Angélica estava preocupada, isso dava para se perceber pelo seu passo apreçado e a mão segurando o pulso a fim de verificar a hora. Onde estava seu filho que não chegara esfomeado da escola?
Ela estancou e parou, assim que viu Anderson estava conversando com seu filho. Desde que soubera que ele era homossexual, ficou com o pé atrás. De que maneira ele poderia estar influenciando seu filho?
_Isso são horas?!_ Ela colocou as mãos na cintura e o olhou de cima. Rique lentamente levantou o rosto e Angélica levou a mão na boca com o que viu._ Mas o que é que fizeram com você?
_Ele se defendeu de um garoto da escola. Seu filho é muito forte! _ Anderson ficou de pé, junto com Rique e colocou seu braço em cima dos ombros do garoto._ Ele não deixa ninguém passar por cima dele, né?!
_É._ Rique concordou com a mentira e se sentiu importante.
_Hum..._ Angélica olhou para os dois. _ Já para dentro! _ exigiu apontando com o indicador para a porta de entrada.
_Tá. _ o menino obedeceu e deu um aceno para Anderson.
_Vai lá, cara..._ Anderson riu. _ E, aí, Angélica, vamos ensaiar hoje aquele ato musical da peça?
_ Mas é com você? Pensei que fosse com o Felipe. _ ela comentou e de repente teve medo de ter parecido preconceituosa, o que nem fora sua intenção. Na realidade, via Felipe se exibindo tanto, que não imaginava que teria que aprender alguma coisa com Anderson.
_Ah!
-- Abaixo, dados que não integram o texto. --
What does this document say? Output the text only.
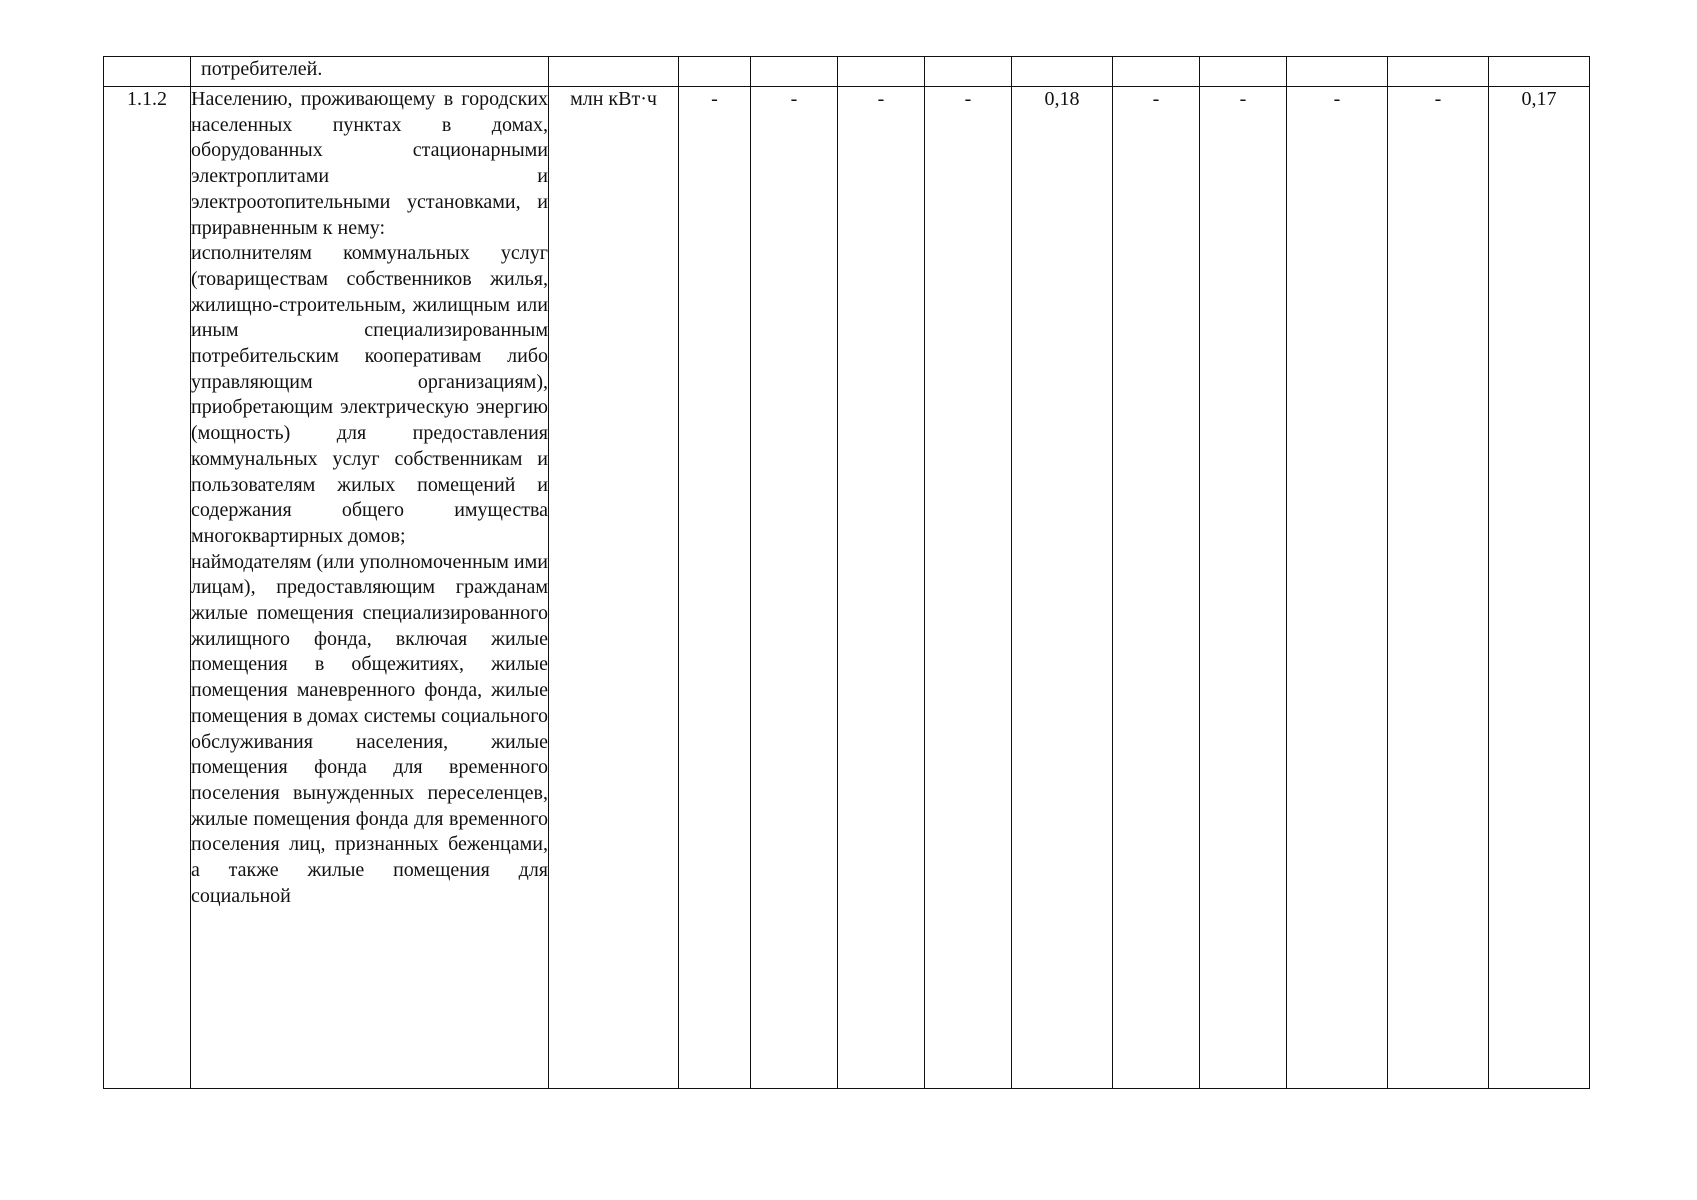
	потребителей.											

1.1.2	Населению, проживающему в городских населенных пунктах в домах, оборудованных стационарными электроплитами и электроотопительными установками, и приравненным к нему:
исполнителям коммунальных услуг (товариществам собственников жилья, жилищно-строительным, жилищным или иным специализированным потребительским кооперативам либо управляющим организациям), приобретающим электрическую энергию (мощность) для предоставления коммунальных услуг собственникам и пользователям жилых помещений и содержания общего имущества многоквартирных домов;
наймодателям (или уполномоченным ими лицам), предоставляющим гражданам жилые помещения специализированного жилищного фонда, включая жилые помещения в общежитиях, жилые помещения маневренного фонда, жилые помещения в домах системы социального обслуживания населения, жилые помещения фонда для временного поселения вынужденных переселенцев, жилые помещения фонда для временного поселения лиц, признанных беженцами, а также жилые помещения для социальной	млн кВт·ч	-	-	-	-	0,18	-	-	-	-	0,17
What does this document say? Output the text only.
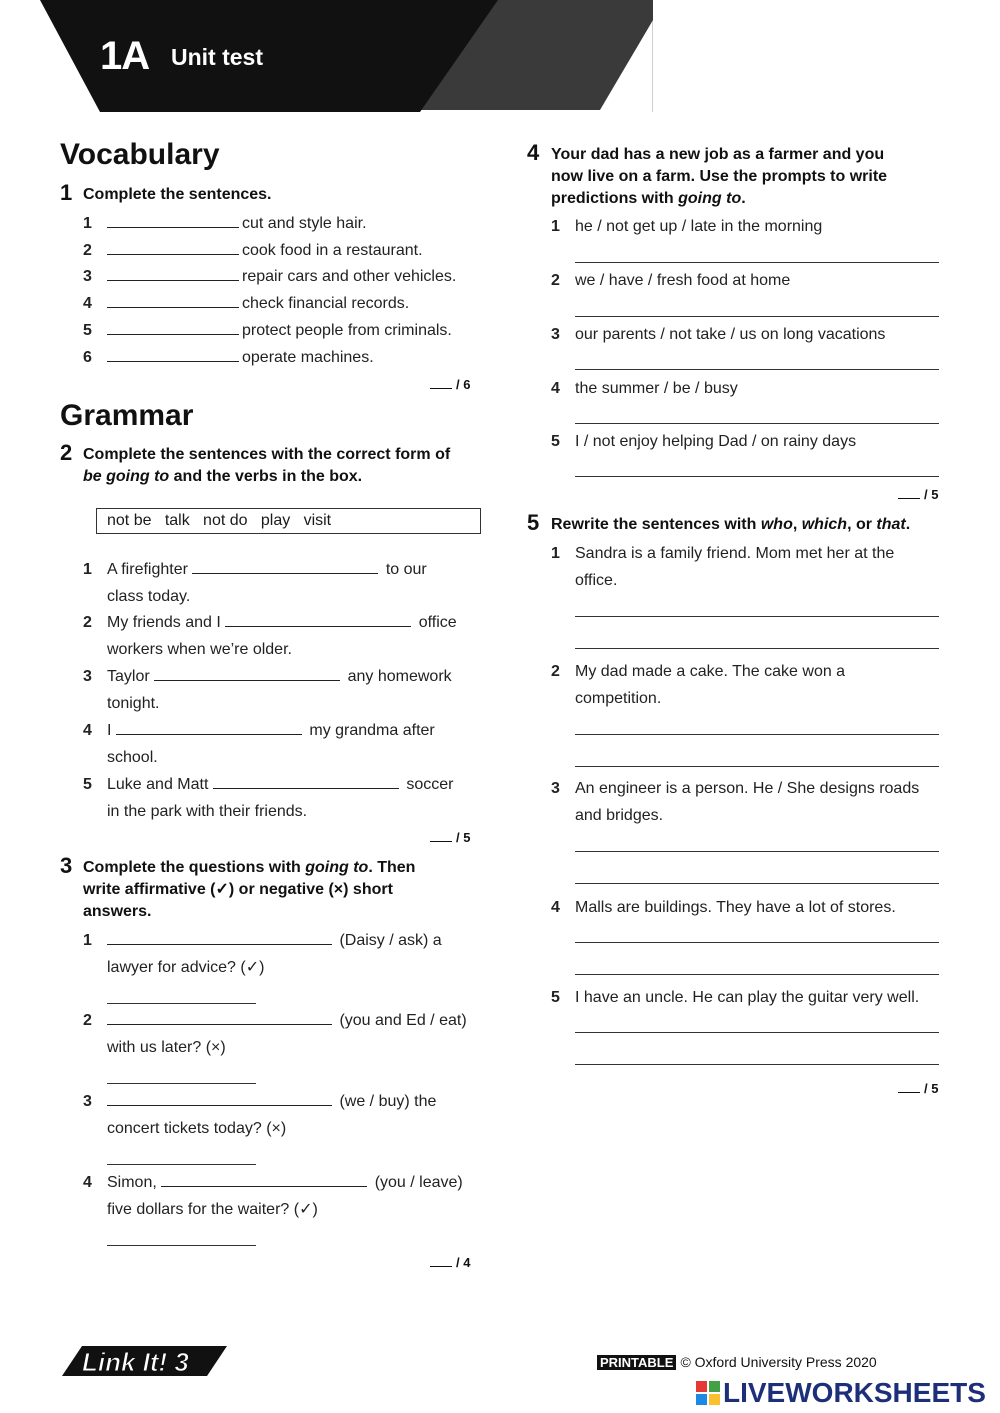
1A Unit test
Vocabulary
1 Complete the sentences.
1	cut and style hair.
2	cook food in a restaurant.
3	repair cars and other vehicles.
4	check financial records.
5	protect people from criminals.
6	operate machines.
/ 6
Grammar
2 Complete the sentences with the correct form of
be going to and the verbs in the box.
not be   talk   not do   play   visit
1 A firefighter	to our
class today.
2 My friends and I	office
workers when we’re older.
3 Taylor	any homework
tonight.
4 I	my grandma after
school.
5 Luke and Matt	soccer
in the park with their friends.
/ 5
3 Complete the questions with going to. Then
write affirmative (✓) or negative (×) short
answers.
1	(Daisy / ask) a
lawyer for advice? (✓)
2	(you and Ed / eat)
with us later? (×)
3	(we / buy) the
concert tickets today? (×)
4 Simon,	(you / leave)
five dollars for the waiter? (✓)
/ 4
4 Your dad has a new job as a farmer and you
now live on a farm. Use the prompts to write
predictions with going to.
1 he / not get up / late in the morning
2 we / have / fresh food at home
3 our parents / not take / us on long vacations
4 the summer / be / busy
5 I / not enjoy helping Dad / on rainy days
/ 5
5 Rewrite the sentences with who, which, or that.
1 Sandra is a family friend. Mom met her at the
office.
2 My dad made a cake. The cake won a
competition.
3 An engineer is a person. He / She designs roads
and bridges.
4 Malls are buildings. They have a lot of stores.
5 I have an uncle. He can play the guitar very well.
/ 5
Link It! 3	PRINTABLE © Oxford University Press 2020
LIVEWORKSHEETS
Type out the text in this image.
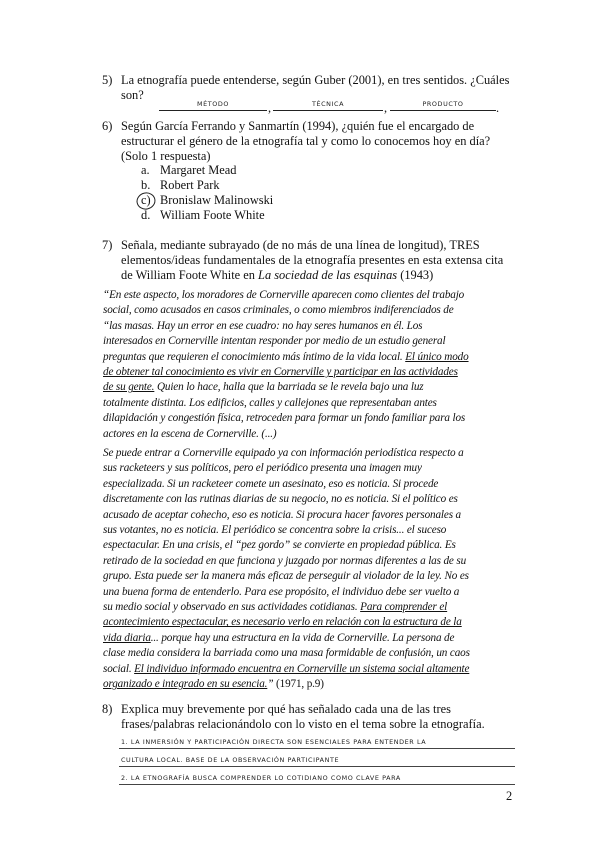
5) La etnografía puede entenderse, según Guber (2001), en tres sentidos. ¿Cuáles son?
MÉTODO	,	TÉCNICA	,	PRODUCTO	.
6) Según García Ferrando y Sanmartín (1994), ¿quién fue el encargado de estructurar el género de la etnografía tal y como lo conocemos hoy en día? (Solo 1 respuesta)
a. Margaret Mead
b. Robert Park
c) Bronislaw Malinowski
d. William Foote White
7) Señala, mediante subrayado (de no más de una línea de longitud), TRES elementos/ideas fundamentales de la etnografía presentes en esta extensa cita de William Foote White en La sociedad de las esquinas (1943)
“En este aspecto, los moradores de Cornerville aparecen como clientes del trabajo
social, como acusados en casos criminales, o como miembros indiferenciados de
“las masas. Hay un error en ese cuadro: no hay seres humanos en él. Los
interesados en Cornerville intentan responder por medio de un estudio general
preguntas que requieren el conocimiento más íntimo de la vida local. El único modo
de obtener tal conocimiento es vivir en Cornerville y participar en las actividades
de su gente. Quien lo hace, halla que la barriada se le revela bajo una luz
totalmente distinta. Los edificios, calles y callejones que representaban antes
dilapidación y congestión física, retroceden para formar un fondo familiar para los
actores en la escena de Cornerville. (...)
Se puede entrar a Cornerville equipado ya con información periodística respecto a
sus racketeers y sus políticos, pero el periódico presenta una imagen muy
especializada. Si un racketeer comete un asesinato, eso es noticia. Si procede
discretamente con las rutinas diarias de su negocio, no es noticia. Si el político es
acusado de aceptar cohecho, eso es noticia. Si procura hacer favores personales a
sus votantes, no es noticia. El periódico se concentra sobre la crisis... el suceso
espectacular. En una crisis, el “pez gordo” se convierte en propiedad pública. Es
retirado de la sociedad en que funciona y juzgado por normas diferentes a las de su
grupo. Esta puede ser la manera más eficaz de perseguir al violador de la ley. No es
una buena forma de entenderlo. Para ese propósito, el individuo debe ser vuelto a
su medio social y observado en sus actividades cotidianas. Para comprender el
acontecimiento espectacular, es necesario verlo en relación con la estructura de la
vida diaria... porque hay una estructura en la vida de Cornerville. La persona de
clase media considera la barriada como una masa formidable de confusión, un caos
social. El individuo informado encuentra en Cornerville un sistema social altamente
organizado e integrado en su esencia.” (1971, p.9)
8) Explica muy brevemente por qué has señalado cada una de las tres frases/palabras relacionándolo con lo visto en el tema sobre la etnografía.
1. LA INMERSIÓN Y PARTICIPACIÓN DIRECTA SON ESENCIALES PARA ENTENDER LA
CULTURA LOCAL. BASE DE LA OBSERVACIÓN PARTICIPANTE
2. LA ETNOGRAFÍA BUSCA COMPRENDER LO COTIDIANO COMO CLAVE PARA
2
Sim, ele gosta de dançar... Mas eu sou o professor de dança.
“Professor de dança, hummm...”, Angélica ligou alguns pontos soltos em suas teorias.
_Tudo bem, vamos sim. Mas antes eu vou dar uma olhada naquele garoto lá!
Angélica entrou e foi cuidar do seu filho, mas não estava tão chateada com ele. Suas concepções acerca de Anderson ocupava mais a sua mente.